Kirkus Reviews QR Code
THE BREAKWATER by George Mandel Kirkus Star

THE BREAKWATER

By

Pub Date: June 27th, 1960
Publisher: Holt

The longest merry-go-round ride in the world is the heritage not of the casual visitor to Coney Island, but to the regular residents of that celebrated amusement park. Here, in a second novel by the author of Flee the Angry Strangers, is the story of those residents, particularly of Zale Rakusin as he fights during the depression years to find integrity and to cleanse the guilt he projects on a bewildered mother and frustrated younger sister. Zale's early contact with sex is raw and degrading. And in the kaleidescope of neighborhood happenings it becomes confused in his mind with his mother's pitiful attempt to find love with her devoted brother-in-law.

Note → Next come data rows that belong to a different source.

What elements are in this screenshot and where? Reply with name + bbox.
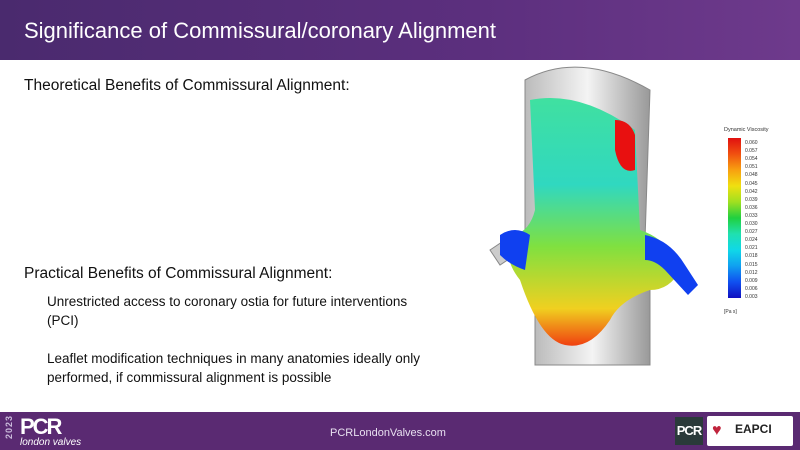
eapci-logo: ♥ EAPCI	[707, 416, 793, 446]
legend-tick: 0.003	[745, 293, 758, 300]
eapci-text: EAPCI	[735, 422, 772, 436]
legend-tick: 0.027	[745, 229, 758, 236]
legend-tick: 0.006	[745, 285, 758, 292]
website-link[interactable]: PCRLondonValves.com	[330, 427, 446, 439]
legend-tick: 0.051	[745, 164, 758, 171]
legend-tick: 0.036	[745, 204, 758, 211]
legend-tick: 0.033	[745, 212, 758, 219]
legend-tick: 0.021	[745, 245, 758, 252]
aortic-root-simulation-image	[489, 66, 698, 366]
legend-tick: 0.054	[745, 156, 758, 163]
legend-tick: 0.009	[745, 277, 758, 284]
legend-unit: [Pa s]	[724, 309, 737, 315]
legend-tick: 0.024	[745, 237, 758, 244]
legend-tick: 0.015	[745, 261, 758, 268]
title-bar: Significance of Commissural/coronary Ali…	[0, 0, 800, 60]
color-scale-bar	[728, 138, 741, 298]
legend-tick: 0.018	[745, 253, 758, 260]
legend-tick: 0.012	[745, 269, 758, 276]
year-label: 2023	[4, 415, 14, 440]
legend-title: Dynamic Viscosity	[724, 127, 769, 133]
legend-tick: 0.060	[745, 140, 758, 146]
pcr-badge-logo: PCR	[675, 417, 703, 445]
slide-title: Significance of Commissural/coronary Ali…	[24, 18, 496, 43]
heart-icon: ♥	[712, 422, 722, 439]
legend-tick: 0.057	[745, 148, 758, 155]
legend-tick: 0.048	[745, 172, 758, 179]
legend-tick: 0.030	[745, 221, 758, 227]
logo-subtitle: london valves	[20, 437, 82, 448]
legend-tick: 0.045	[745, 180, 758, 187]
legend-tick: 0.042	[745, 188, 758, 195]
practical-heading: Practical Benefits of Commissural Alignm…	[24, 265, 333, 282]
bullet-leaflet: Leaflet modification techniques in many …	[47, 351, 420, 385]
footer: 2023 PCR london valves PCRLondonValves.c…	[0, 412, 800, 450]
viscosity-legend: Dynamic Viscosity 0.060 0.057 0.054 0.051 0.…	[724, 127, 769, 315]
legend-tick: 0.039	[745, 196, 758, 203]
bullet-pci: Unrestricted access to coronary ostia fo…	[47, 294, 408, 328]
pcr-london-valves-logo: PCR	[20, 414, 62, 439]
theoretical-heading: Theoretical Benefits of Commissural Alig…	[24, 77, 350, 94]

Shocked, the sensitive boy yields early to an obsession of purity, an obsession which leads him from one act of violence to another, which pushes his sister into the inverted world of lesbianism, which breaks the spirit of his sweetheart, leads to the death of a friend, and finally after a sequence of sustained violence leads to Zale's death on the very beach which spawned his torment. Here is a story of an emotional Calvary, of spiritual confusion, of singular good and applling error. George Mandel writes with vigor and compassion. By means of superlative control he evokes an atmosphere of momentous disorder, and with love he presents an unforgettable portrait of hate and corrosion. A fully rounded and serious book, The Breakwater, despite its sordid ingredients, achieves a note of high moral and emotional seriousness. A book which compels the reader.